Adoption of new technology supports strong valuations for financial advisory firms, but poses significant future risk too
By Sean Page, Partner at Locke Lord – Technology was already an essential tool for the UK’s financial advisory community, but the pandemic has forced advisers to further embrace such innovation as a central way to interact with clients. This in turn has meant firms’ compliance functions have had to get up to speed quickly in order to support the front office.
This adaptation has enabled the industry to perform strongly through 2020 ensuring that traditional relationship driven advisory models have remained relevant and able to service clients’ demands through this unique period of time.
However, the introduction, at speed, of new technology and ways of working does carry additional risk for advisory firms. Firms need to be conscious of these risks and resolve upon how they can mitigate them urgently given it seems highly likely that we will retain much of these new processes and ways of doing business as the pandemic recedes. Getting this right now will be crucial when it comes to any business looking to go through a sale process in the medium term.
2020 saw plenty of dealmaking activity in the sector. We saw Birmingham-based financial planner, Independent Wealth Planners, make 10 acquisitions in 12 months. This momentum has continued to the first quarter of 2021 with recent deals including Tilney S&W buying HFS Milbourne, while Royal London acquired Wealth Wizards from Liverpool Victoria. Far from slowing consolidation down, the pandemic appears to have increased the rate of M&A across the sector, with more expected as we return to ‘normal’ market conditions later in the year.
The key themes driving consolidation remain the same, being regulatory pressure and the rising costs of compliance, which tend to hit smaller advisory firm disproportionally. When combined with forecast (but not yet realised) changes to the personal tax regime in the UK, these pressures have encouraged owner-managed firms to look to sell their businesses to larger competitors, which are arguably better able to withstand the headwinds of the market at this time.
Deal drivers and consideration structures remain focused on securing the services of talented advisers post-completion, together with being able to successfully transition the client book and assets under management over to the purchasing entity. Understanding client origination, and how future recurring revenue streams will be maintained, are usually core to any price multiple calculation.
We are increasingly seeing purchasers wanting to understand how a target firm is using technology to its advantage in servicing its clients, even more so since the pandemic took hold. We’ve all got used to ‘meeting’ with clients and prospective clients over video conferencing facilities and online platforms. As we’ve all got used to using this tech, it’s played a pivotal role in supporting new business growth for advisers. And it will continue to do so in the future, even as we return to face-to-face meetings and other ways to originate new business.
But there’s an undoubted risk to embedding this technology too. One which has the power to impact upon valuations. For example, a recent survey of financial firms by the technology compliance group Smarsh, revealed that just 22% of firms using conferencing tools had established retention and oversight programs for the resulting communications content.
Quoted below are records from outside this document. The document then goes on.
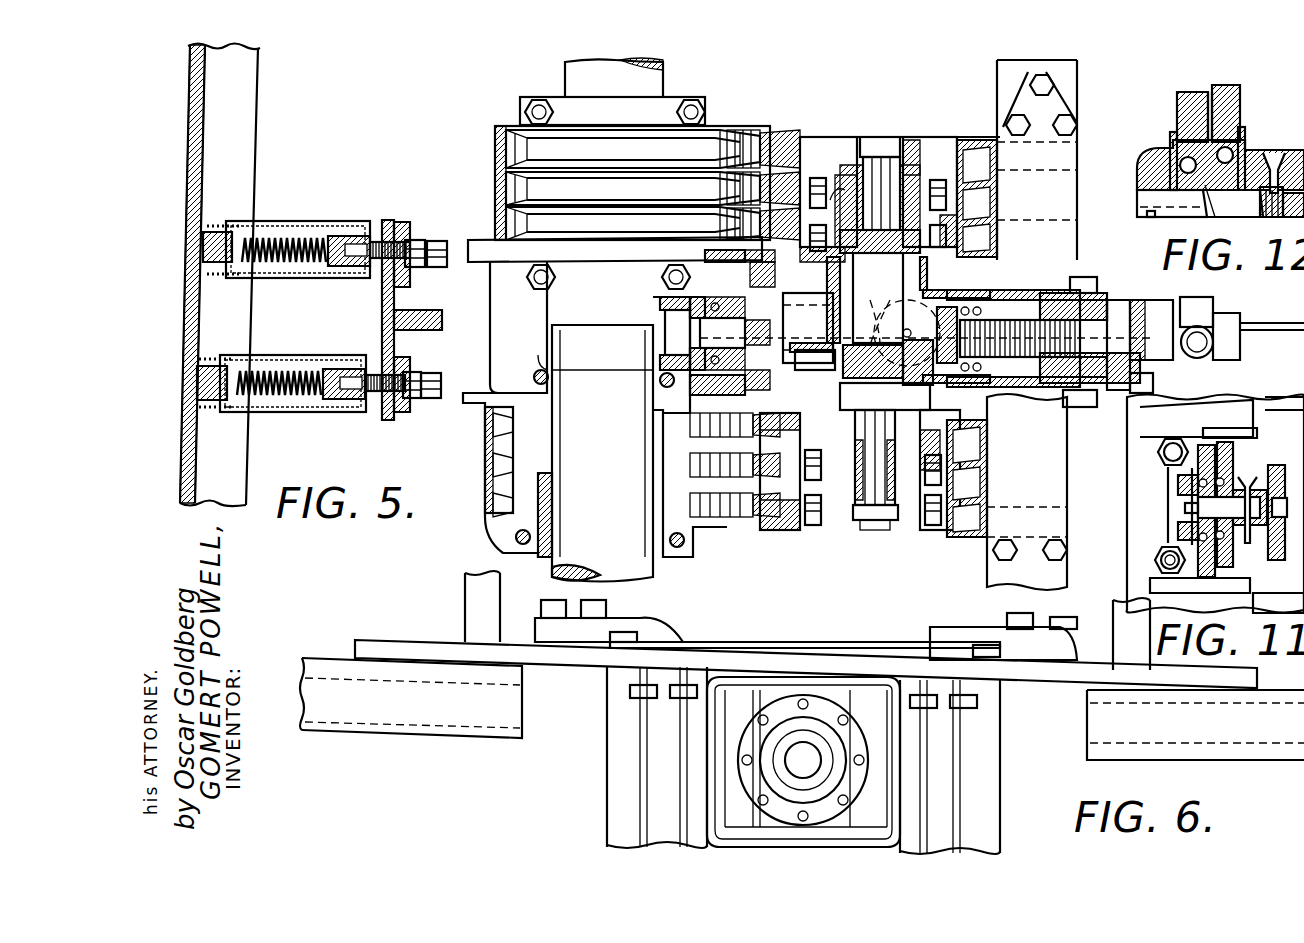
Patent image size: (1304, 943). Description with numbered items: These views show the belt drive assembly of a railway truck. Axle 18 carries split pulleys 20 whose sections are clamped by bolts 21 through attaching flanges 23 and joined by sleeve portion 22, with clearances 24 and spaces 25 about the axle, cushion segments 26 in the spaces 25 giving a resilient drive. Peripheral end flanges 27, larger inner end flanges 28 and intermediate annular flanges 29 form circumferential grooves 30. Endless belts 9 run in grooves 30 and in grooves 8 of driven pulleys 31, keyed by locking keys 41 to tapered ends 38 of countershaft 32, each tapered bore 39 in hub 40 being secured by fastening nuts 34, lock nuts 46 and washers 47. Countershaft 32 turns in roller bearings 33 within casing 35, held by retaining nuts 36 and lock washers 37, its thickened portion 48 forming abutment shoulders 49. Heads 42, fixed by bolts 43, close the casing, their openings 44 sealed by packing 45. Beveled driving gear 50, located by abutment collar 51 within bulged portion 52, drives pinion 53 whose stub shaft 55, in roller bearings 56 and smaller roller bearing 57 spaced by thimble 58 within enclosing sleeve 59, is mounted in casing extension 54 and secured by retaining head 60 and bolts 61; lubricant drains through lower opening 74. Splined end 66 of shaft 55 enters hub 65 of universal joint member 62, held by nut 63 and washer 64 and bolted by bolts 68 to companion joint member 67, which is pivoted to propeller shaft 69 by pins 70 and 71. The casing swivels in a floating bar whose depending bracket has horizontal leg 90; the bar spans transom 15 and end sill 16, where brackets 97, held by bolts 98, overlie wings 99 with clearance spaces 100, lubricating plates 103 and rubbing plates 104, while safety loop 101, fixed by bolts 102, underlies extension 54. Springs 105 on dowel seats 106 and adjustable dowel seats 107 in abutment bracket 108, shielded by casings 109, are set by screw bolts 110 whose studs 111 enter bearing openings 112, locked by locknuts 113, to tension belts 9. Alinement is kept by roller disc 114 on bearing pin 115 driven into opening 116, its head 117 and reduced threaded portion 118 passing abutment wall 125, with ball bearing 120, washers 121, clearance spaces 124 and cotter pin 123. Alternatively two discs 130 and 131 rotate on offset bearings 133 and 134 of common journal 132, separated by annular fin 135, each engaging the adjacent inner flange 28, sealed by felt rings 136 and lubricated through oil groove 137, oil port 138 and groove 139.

In FIG. 6, the driven pulley grooves 8 is at (985, 203).
In FIG. 6, the endless belts 9 is at (750, 143).
In FIG. 11, the endless belts 9 is at (1240, 410).
In FIG. 5, the transom members 15 is at (250, 117).
In FIG. 6, the end sills 16 is at (445, 745).
In FIG. 6, the axle 18 is at (565, 85).
In FIG. 6, the pulleys 20 is at (595, 409).
In FIG. 11, the pulleys 20 is at (1165, 420).
In FIG. 6, the bolts 21 is at (698, 110).
In FIG. 11, the bolts 21 is at (1172, 575).
In FIG. 6, the intermediate sleeve portion 22 is at (553, 302).
In FIG. 11, the intermediate sleeve portion 22 is at (1141, 537).
In FIG. 6, the attaching flanges 23 is at (542, 278).
In FIG. 6, the clearance 24 is at (655, 345).
In FIG. 6, the spaces 25 is at (665, 443).
In FIG. 6, the cushion segments 26 is at (553, 506).
In FIG. 6, the peripheral end flanges 27 is at (510, 130).
In FIG. 6, the inner end flanges 28 is at (480, 262).
In FIG. 11, the inner end flanges 28 is at (1255, 585).
In FIG. 6, the intermediate annular flanges 29 is at (652, 172).
In FIG. 6, the circumferential grooves 30 is at (633, 185).
In FIG. 6, the driven pulleys 31 is at (935, 140).
In FIG. 6, the countershaft 32 is at (878, 298).
In FIG. 6, the roller bearings 33 is at (840, 270).
In FIG. 6, the fastening nuts 34 is at (885, 175).
In FIG. 6, the casing 35 is at (830, 318).
In FIG. 6, the retaining nuts 36 is at (880, 243).
In FIG. 6, the lock washers 37 is at (990, 245).
In FIG. 6, the tapered shaft ends 38 is at (831, 177).
In FIG. 6, the tapered bore 39 is at (855, 490).
In FIG. 6, the hub 40 is at (930, 215).
In FIG. 6, the locking keys 41 is at (866, 175).
In FIG. 6, the heads 42 is at (800, 405).
In FIG. 6, the bolts 43 is at (815, 412).
In FIG. 6, the openings 44 is at (815, 165).
In FIG. 6, the packing 45 is at (950, 160).
In FIG. 6, the lock nuts 46 is at (897, 530).
In FIG. 6, the washers 47 is at (840, 175).
In FIG. 6, the thickened portion 48 is at (830, 292).
In FIG. 6, the abutment shoulders 49 is at (925, 283).
In FIG. 6, the beveled driving gear 50 is at (820, 360).
In FIG. 6, the abutment collar 51 is at (925, 342).
In FIG. 6, the bulged portion 52 is at (725, 375).
In FIG. 6, the pinion 53 is at (985, 298).
In FIG. 6, the casing extension 54 is at (1020, 295).
In FIG. 6, the stub shaft 55 is at (1020, 338).
In FIG. 6, the roller bearings 56 is at (959, 335).
In FIG. 6, the smaller roller bearing 57 is at (1092, 338).
In FIG. 6, the spacing thimble 58 is at (1015, 339).
In FIG. 6, the enclosing sleeve 59 is at (1013, 338).
In FIG. 6, the retaining head 60 is at (1130, 292).
In FIG. 6, the bolts 61 is at (1100, 293).
In FIG. 6, the universal joint member 62 is at (1089, 402).
In FIG. 6, the nut 63 is at (1150, 318).
In FIG. 6, the washer 64 is at (1154, 388).
In FIG. 6, the hub 65 is at (1097, 280).
In FIG. 6, the splined end 66 is at (1100, 395).
In FIG. 6, the companion joint member 67 is at (1195, 320).
In FIG. 6, the bolts 68 is at (1135, 395).
In FIG. 6, the propeller shaft 69 is at (1272, 315).
In FIG. 6, the pin 70 is at (1200, 350).
In FIG. 6, the pin 71 is at (1215, 310).
In FIG. 6, the lower drain opening 74 is at (907, 333).
In FIG. 12, the bracket leg 90 is at (1140, 165).
In FIG. 6, the brackets 97 is at (1050, 90).
In FIG. 6, the bolts 98 is at (1063, 125).
In FIG. 6, the wings 99 is at (1067, 465).
In FIG. 6, the clearance spaces 100 is at (620, 640).
In FIG. 6, the safety loop 101 is at (710, 756).
In FIG. 6, the bolts 102 is at (685, 698).
In FIG. 6, the lubricating bearing plates 103 is at (925, 645).
In FIG. 6, the steel rubbing plates 104 is at (620, 660).
In FIG. 5, the springs 105 is at (205, 365).
In FIG. 5, the dowel seats 106 is at (210, 232).
In FIG. 5, the dowel seats 107 is at (377, 227).
In FIG. 5, the abutment bracket 108 is at (382, 313).
In FIG. 5, the spring casings 109 is at (250, 358).
In FIG. 5, the screw bolts 110 is at (436, 268).
In FIG. 5, the dowel engaging studs 111 is at (368, 278).
In FIG. 5, the bearing openings 112 is at (356, 235).
In FIG. 5, the locknuts 113 is at (411, 373).
In FIG. 6, the roller disc 114 is at (702, 395).
In FIG. 6, the bearing pin 115 is at (775, 270).
In FIG. 6, the opening 116 is at (690, 302).
In FIG. 6, the head 117 is at (680, 318).
In FIG. 12, the head 117 is at (1143, 190).
In FIG. 6, the reduced threaded portion 118 is at (722, 333).
In FIG. 6, the ball bearing 120 is at (670, 380).
In FIG. 12, the ball bearing 120 is at (1140, 170).
In FIG. 6, the washers 121 is at (690, 360).
In FIG. 12, the washers 121 is at (1180, 158).
In FIG. 12, the cotter pin 123 is at (1273, 155).
In FIG. 11, the cotter pin 123 is at (1256, 497).
In FIG. 6, the clearance spaces 124 is at (671, 333).
In FIG. 11, the abutment wall 125 is at (1242, 509).
In FIG. 12, the disc 130 is at (1177, 112).
In FIG. 11, the disc 130 is at (1190, 567).
In FIG. 12, the disc 131 is at (1240, 115).
In FIG. 11, the disc 131 is at (1240, 443).
In FIG. 12, the common journal 132 is at (1253, 204).
In FIG. 12, the bearing 133 is at (1140, 210).
In FIG. 12, the bearing 134 is at (1245, 130).
In FIG. 12, the annular fin 135 is at (1210, 95).
In FIG. 12, the felt rings 136 is at (1172, 135).
In FIG. 12, the oil groove 137 is at (1150, 215).
In FIG. 11, the oil port 138 is at (1185, 507).
In FIG. 12, the groove 139 is at (1219, 213).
With any transaction in the professional advisory sector, the key asset is the client book and the ability of the target firm to deliver it to the purchaser. Where advisers are no longer able to hold face-to-face meetings, or having clients going forward wanting to continue virtual meetings, many advisers with less sophisticated technology and heavily paper-based systems may run the risk of not having up to date engagement documentation with long-standing clients which means that they will likely be excluded from any estimate of future revenue. This type of lack of paperwork could impact a company’s valuation or cause regulatory challenges for any potential purchaser which, if serious enough, could put it off the deal.
In 2020 we witnessed a very quick, and necessary, transition to virtual meetings, with client records and documentation increasingly being digitised. Given the pace of this change, firms need to ensure that their systems and processes have kept pace. Those with the best technology, fully embedded in their compliance framework, will be the most attractive in a sector landscape which will see further consolidation in 2021.